BlackRock gained assurances from Saba that it would “not engage in any takeover offer”, “seek to control or influence the board”, or “seek to change the composition of the board”.

Trusts that made this pact with Saba include BlackRock’s World Mining, Smaller Companies, Energy and Resources Income, and American Income trusts. It will be in effect until 31 August 2027.

BlackRock reached these agreements despite noting that “Saba does not hold any interests in the issued share capital” of any trust.

Yet it may be an effort to protect itself in case Saba attempts to oust and replace its boards, as it has attempted with Keystone Positive Change, Baillie Gifford US Growth, Edinburgh Worldwide, Henderson Opportunities, and CQS Natural Resources Growth and Income, Herald, and European Smaller Companies.

Each of these trusts has urged shareholders to vote against Saba’s proposals, expressing that they are self-serving and are seeking to take effective control of each company.

Keystone’s chair Karen Brade said she was “appalled by Saba’s actions and conduct”.

“Be under no illusion – we believe this US hedge fund manager is acting opportunistically, seeking to seize control of the board without a controlling shareholding, to pursue its own agenda,” she added.

The Association of Investment Companies (AIC) and Edison have gone a step further, raising their concerns directly with the Financial Conduct Authority (FCA) that Saba’s plans are in breach of the UK Corporate Governance Code.

They argue that Saba’s appointment of its own candidates would break rules protecting board independence.

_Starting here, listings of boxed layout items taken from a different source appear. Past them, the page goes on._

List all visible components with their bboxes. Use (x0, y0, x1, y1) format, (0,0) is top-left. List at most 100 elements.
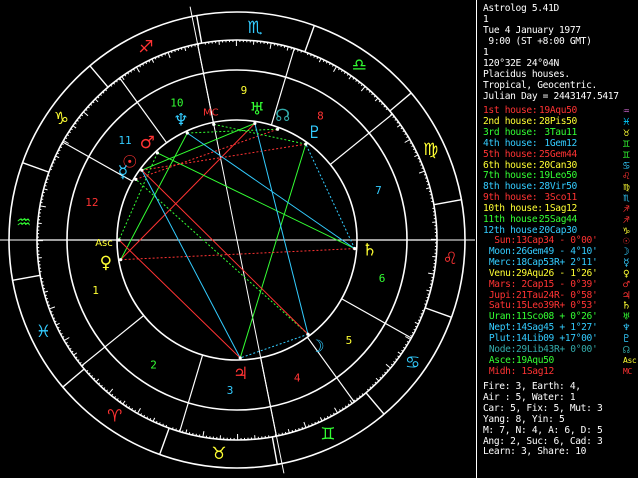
degree-tick (427, 293, 430, 296)
house-position: 20Can30 (539, 159, 577, 171)
planet-label: Venu: (488, 267, 516, 279)
mars-marker (155, 151, 160, 155)
degree-tick (73, 352, 78, 356)
house-position: 1Sag12 (539, 203, 577, 215)
house-label: 2nd house: (483, 115, 538, 127)
degree-tick (78, 116, 81, 119)
degree-tick (355, 79, 358, 82)
zodiac-sign-icon: ♋ (405, 353, 420, 373)
aspect-line (120, 248, 355, 261)
chart-number-2: 1 (483, 47, 489, 58)
degree-tick (311, 423, 313, 426)
degree-tick (46, 301, 50, 303)
degree-tick (374, 381, 377, 384)
degree-tick (105, 389, 108, 392)
degree-tick (93, 377, 96, 380)
degree-tick (108, 388, 114, 394)
venus-marker (119, 258, 123, 262)
degree-tick (375, 377, 380, 382)
degree-tick (426, 296, 429, 299)
degree-tick (44, 184, 47, 187)
degree-tick (177, 48, 180, 51)
degree-tick (379, 376, 382, 379)
zodiac-sign-icon: ♍ (423, 140, 438, 160)
planet-label: Moon: (488, 245, 516, 257)
degree-tick (63, 337, 70, 341)
degree-tick (45, 297, 48, 300)
degree-tick (426, 180, 429, 183)
degree-tick (394, 118, 397, 121)
house-position: 25Gem44 (539, 148, 577, 160)
planet-latitude: +17°00' (553, 333, 598, 345)
degree-tick (358, 81, 361, 84)
saturn-marker (353, 247, 357, 251)
sign-divider (62, 368, 85, 388)
degree-tick (99, 93, 102, 96)
degree-tick (113, 396, 116, 399)
degree-tick (151, 58, 155, 63)
degree-tick (50, 311, 53, 313)
sign-divider (304, 25, 316, 53)
degree-tick (300, 50, 303, 53)
zodiac-sign-icon: ♓ (36, 322, 51, 342)
degree-tick (162, 423, 164, 426)
degree-tick (180, 47, 183, 50)
chart-number: 1 (483, 14, 489, 25)
planet-label: Sun: (494, 235, 516, 246)
degree-tick (103, 387, 106, 390)
house-cusp-line (341, 298, 412, 339)
sign-divider (196, 15, 203, 44)
degree-tick (88, 372, 91, 375)
house-number: 8 (317, 109, 324, 122)
summary-line: M: 7, N: 4, A: 6, D: 5 (483, 424, 603, 436)
sign-divider (158, 427, 170, 455)
house-number: 7 (375, 184, 382, 197)
degree-tick (366, 88, 369, 91)
zodiac-sign-icon: ♈ (107, 407, 122, 427)
degree-tick (427, 183, 430, 186)
planet-icon: Asc (623, 355, 637, 365)
degree-tick (360, 86, 366, 92)
degree-tick (356, 397, 359, 400)
planet-latitude: - 1°26' (553, 267, 598, 279)
degree-tick (136, 66, 140, 73)
degree-tick (349, 399, 353, 404)
julian-day: Julian Day = 2443147.5417 (483, 91, 619, 102)
planet-latitude: - 0°39' (553, 278, 598, 290)
degree-tick (424, 177, 428, 179)
planet-latitude: + 0°00' (559, 344, 598, 355)
zodiac-sign-icon: ♉ (211, 444, 226, 464)
summary-line: Air : 5, Water: 1 (483, 391, 576, 403)
mc-marker (212, 122, 216, 126)
degree-tick (297, 49, 299, 52)
aspect-line (254, 123, 309, 335)
planet-position: 29Lib43R (516, 344, 560, 355)
degree-tick (46, 178, 49, 180)
zodiac-sign-icon: ♎ (352, 55, 367, 75)
house-number: 1 (92, 284, 99, 297)
degree-tick (303, 421, 307, 428)
degree-tick (301, 426, 304, 430)
degree-tick (167, 52, 171, 59)
planet-icon: MC (623, 366, 632, 376)
planet-position: 21Tau24R (516, 289, 560, 301)
degree-tick (94, 98, 99, 103)
degree-tick (392, 116, 395, 119)
house-row: 2nd house: 28Pis50 (483, 115, 577, 128)
moon-icon: ☽ (309, 337, 324, 357)
house-number: 3 (227, 384, 234, 397)
degree-tick (87, 106, 90, 109)
degree-tick (308, 424, 310, 427)
planet-position: 14Lib09 (516, 333, 554, 345)
planet-position: 18Cap53R (516, 256, 560, 268)
house-system: Placidus houses. (483, 69, 570, 80)
house-number: 5 (346, 334, 353, 347)
planet-latitude: + 2°11' (559, 256, 598, 268)
zodiac-sign-icon: ♐ (138, 37, 153, 57)
degree-tick (164, 53, 166, 56)
degree-tick (425, 300, 428, 302)
degree-tick (113, 82, 116, 85)
degree-tick (423, 173, 427, 176)
degree-tick (86, 369, 89, 373)
house-row: 1st house: 19Aqu50 (483, 105, 577, 117)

In its governance code, the City watchdog deems a director biased if they “represent a significant shareholder” or have “a material business relationship with the company” – two factors that could work against Saba, considering it owns between 19% to 29% of the shares in each trust.

Analysts at Edison added: “A scenario in which an activist hedge fund is a significant shareholder driving the replacement of the current boards with its proposed directors, and subsequently appointed as the trust’s investment manager, creates a conflict of interest, especially when setting the terms of the management agreement.”